Terms of Use 

This article is from a series of articles about giving your children the life-skills necessary to effectively manage their money. To go to the table of contents, click here

Teaching your children your values about money

Money plays an important role in our lives and has come to symbolize a measure of success. How your family spends money is a direct reflection of your family's values and standards. Invest time in defining what success looks like for your family-use both your mind and your heart. This definition will provide an important backdrop for setting goals, making decisions, and establishing priorities. Also, you will ensure that your family budget reflects your family vision.

Helping Kids Understand Needs and Wants

Long before they understand the concepts of saving, investing, or borrowing, kids sense the power of spending money. They see grown-ups show off their latest purchases, hear them talk about a relative's new car, or watch while they give thanks for presents.
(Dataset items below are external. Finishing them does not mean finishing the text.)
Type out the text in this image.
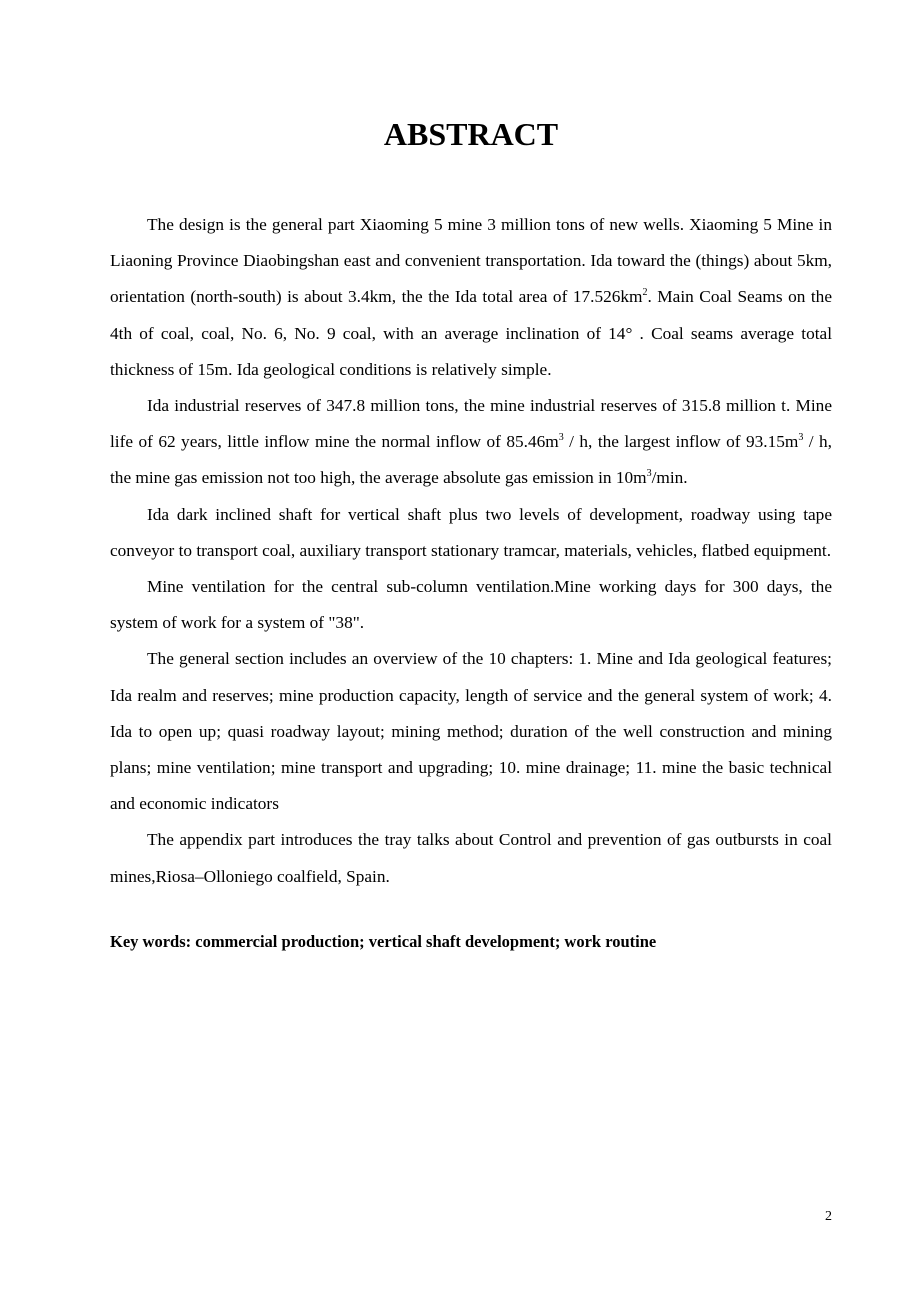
ABSTRACT

The design is the general part Xiaoming 5 mine 3 million tons of new wells. Xiaoming 5 Mine in Liaoning Province Diaobingshan east and convenient transportation. Ida toward the (things) about 5km, orientation (north-south) is about 3.4km, the the Ida total area of $17.526km^2$. Main Coal Seams on the 4th of coal, coal, No. 6, No. 9 coal, with an average inclination of 14° . Coal seams average total thickness of 15m. Ida geological conditions is relatively simple.

Ida industrial reserves of 347.8 million tons, the mine industrial reserves of 315.8 million t. Mine life of 62 years, little inflow mine the normal inflow of $85.46m^3$ / h, the largest inflow of $93.15m^3$ / h, the mine gas emission not too high, the average absolute gas emission in $10m^3/\min$.

Ida dark inclined shaft for vertical shaft plus two levels of development, roadway using tape conveyor to transport coal, auxiliary transport stationary tramcar, materials, vehicles, flatbed equipment.

Mine ventilation for the central sub-column ventilation.Mine working days for 300 days, the system of work for a system of "38".

The general section includes an overview of the 10 chapters: 1. Mine and Ida geological features; Ida realm and reserves; mine production capacity, length of service and the general system of work; 4. Ida to open up; quasi roadway layout; mining method; duration of the well construction and mining plans; mine ventilation; mine transport and upgrading; 10. mine drainage; 11. mine the basic technical and economic indicators

The appendix part introduces the tray talks about Control and prevention of gas outbursts in coal mines,Riosa–Olloniego coalfield, Spain.

Key words: commercial production; vertical shaft development; work routine
2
One lesson about money and finance involves differentiating between wants and needs. This distinction is essential for developing good money management skills. Without this foundation, kids may have trouble controlling their spending as adults, never appreciating the difference between a luxury and a necessity. You can develop a WANT IT-NEED IT list for your family that shows the difference between desires and necessities. The list can help them understand the difference between wanting comic books and candy bars and needing clothes. You can make this into a game by having your kids list several things they own and decide which of them are necessities. They can then do the same thing with things they would like to own.

FINANCIAL FAMILY TREE

Today's families make more use of money than people did in the past. Two hundred years ago, many families grew much of their own food and made many of the things they needed. As time went on, people produced less and less of the things they used, and this made money a more important factor in running a family.

You can help your kids understand this concept at the same time you develop in them an understanding of how the role of money gradually changed. Tell them what you know about how earlier generations of your family earned a living. Then help them fill in the family tree below, using photos or drawings to identify family members.

Allowances and Handling Money

Kids start to understand more about the value of money around the age of six, once they have mastered a few basic math skills. They can then start handling money on a limited basis. Most families start to give kids allowances at this age.

Allowances should be age-appropriate and should increase over time. If they are earned by performing household chores, allowances can be powerful tools for teaching children about the connection between work and money. But even when they are not related to chores, allowances give kids a sense of pride and responsibility in handling their own money.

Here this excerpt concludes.